Je donne (pour la deuxième année) un petit cours de géométrie
algébrique à Télécom Paris ; c'est un élément d'un cours
appelé Techniques mathématiques avancées pour la cryptographie et
le codage
, donc il faut comprendre ça comme : éléments de
géométrie algébrique pour la cryptographie et le codage. C'est un
certain défi, parce que (1) les élèves ne sont pas spécialement
orientés matheux, ils veulent surtout voir des applications
(malheureusement, la géométrie algébrique demande de digérer une
certaine quantité de jargon avant d'arriver aux applications), (2) ils
n'ont pas forcément les réflexes et les habitudes (en algèbre)
qu'auraient des élèves matheux suivant un cours de géométrie
algébrique (par exemple, si je dis qu'avoir un morphisme surjectifs
d'anneaux A↠A′, ça signifie
que A′ peut se voir comme un quotient de A
par un idéal, c'est le genre de choses qui demande une certaine
explication), (3) j'ai peu d'heures (5 séances de 2×1h½, donc 15
heures au total ; l'an dernier j'en avais plus), et je veux arriver à
des choses un peu compliquées, comme énoncer le théorème de
Riemann-Roch et en faire comprendre le sens (j'ai le droit d'omettre
toute démonstration, mais au bout d'un certain point ça fait vraiment
magique). À cela s'ajoute, cette année : (4) il n'y a que cinq élèves
inscrits au cours, sur lesquels, les bons jours, trois viennent
effectivement.
Les notes que j'ai écrites sont ici (mais pas encore vraiment relues, donc probablement plein de fautes).

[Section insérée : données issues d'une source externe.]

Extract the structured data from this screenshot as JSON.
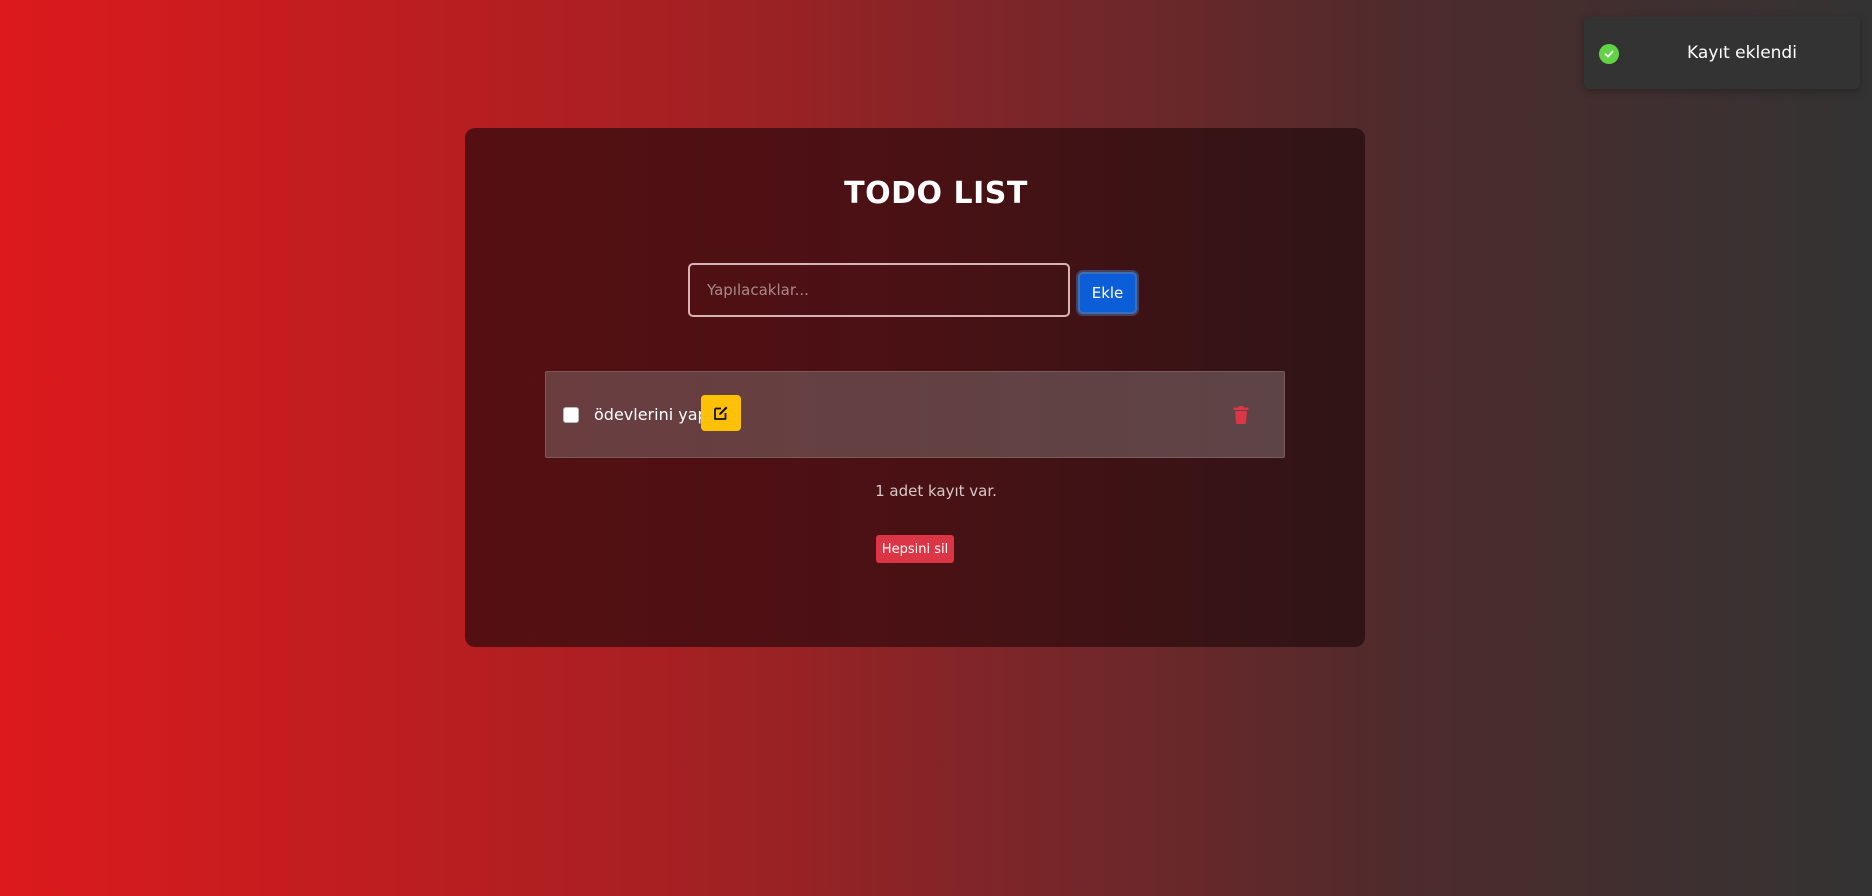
{
  "app": {
    "title": "TODO LIST"
  },
  "form": {
    "placeholder": "Yapılacaklar...",
    "value": "",
    "add_label": "Ekle"
  },
  "todos": [
    {
      "text": "ödevlerini yap",
      "checked": false
    }
  ],
  "footer": {
    "count_text": "1 adet kayıt var.",
    "delete_all_label": "Hepsini sil"
  },
  "toast": {
    "message": "Kayıt eklendi",
    "status": "success"
  },
  "icons": {
    "edit": "edit-icon",
    "trash": "trash-icon",
    "toast": "check-circle-icon"
  },
  "colors": {
    "add_button": "#0b5ed7",
    "edit_button": "#ffc107",
    "danger": "#dc3545",
    "success": "#61d345"
  }
}
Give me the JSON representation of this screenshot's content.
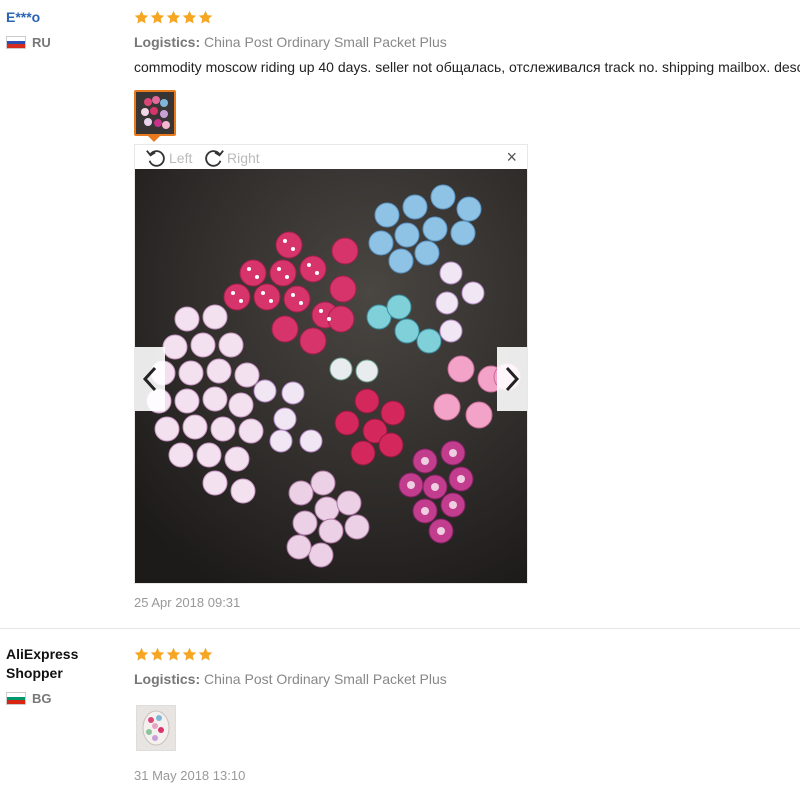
{
  "reviews": [
    {
      "user_name": "E***o",
      "country": "RU",
      "rating": 5,
      "logistics_label": "Logistics:",
      "logistics_value": "China Post Ordinary Small Packet Plus",
      "feedback": "commodity moscow riding up 40 days. seller not общалась, отслеживался track no. shipping mailbox. description",
      "viewer": {
        "rotate_left": "Left",
        "rotate_right": "Right",
        "close": "×"
      },
      "date": "25 Apr 2018 09:31"
    },
    {
      "user_name": "AliExpress Shopper",
      "country": "BG",
      "rating": 5,
      "logistics_label": "Logistics:",
      "logistics_value": "China Post Ordinary Small Packet Plus",
      "date": "31 May 2018 13:10"
    }
  ],
  "colors": {
    "star": "#f5a623",
    "username_link": "#2a64b5",
    "thumb_active_border": "#e8791c"
  },
  "icons": [
    "star-icon",
    "flag-ru-icon",
    "flag-bg-icon",
    "rotate-left-icon",
    "rotate-right-icon",
    "close-icon",
    "chevron-left-icon",
    "chevron-right-icon"
  ]
}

Il y a un certain nombre de difficultés sur la façon de présenter les choses. Par exemple : faut-il se cantonner fermement aux variétés (sur un corps parfait, disons, ce que j'ai fait) ou bien parler d'infinitésimaux et de schémas ? Avantage des variétés : les morphismes sont plus faciles à définir, parce qu'on peut les voir comme des applications des points sur un corps algébriquement clos, i.e., je peux tout présenter comme des parties de l'espace projectif sur la clôture algébrique, et les choses sont vaguement concrètes. Inconvénient : tester si des polynômes donnés définissent effectivement une variété — c'est-à-dire engendrent un idéal radical — devient un préliminaire indispensable à tout exercice, et ce n'est pas évident. Ou bien, comment présenter la définition des morphismes entre variétés quasiprojectives ? Un point de vue possible serait le point de vue fonctoriel, définir les points des variétés dans une algèbre quelconque (mais c'est justement assez lourd) et invoquer l'esprit du lemme de Yoneda pour définir les morphismes de variétés comme des morphismes de foncteurs (sans forcément prononcer ce mot) : c'est plus élégant, mais pour des gens pour qui l'idée que les morphismes de k-algèbres k[t]→A sont en correspondance avec les éléments de A n'est pas du tout naturelle, ce n'est vraiment pas intuitif. La version apparemment plus simple (et que j'ai suivie) consiste à définir les morphismes comme des applications des les points sur la clôture algébrique ; mais on perd toute la fonctorialité, et si les choses sont prima facie plus élémentaires, ce n'est pas évident qu'on arrive à des notions vraiment plus maniables.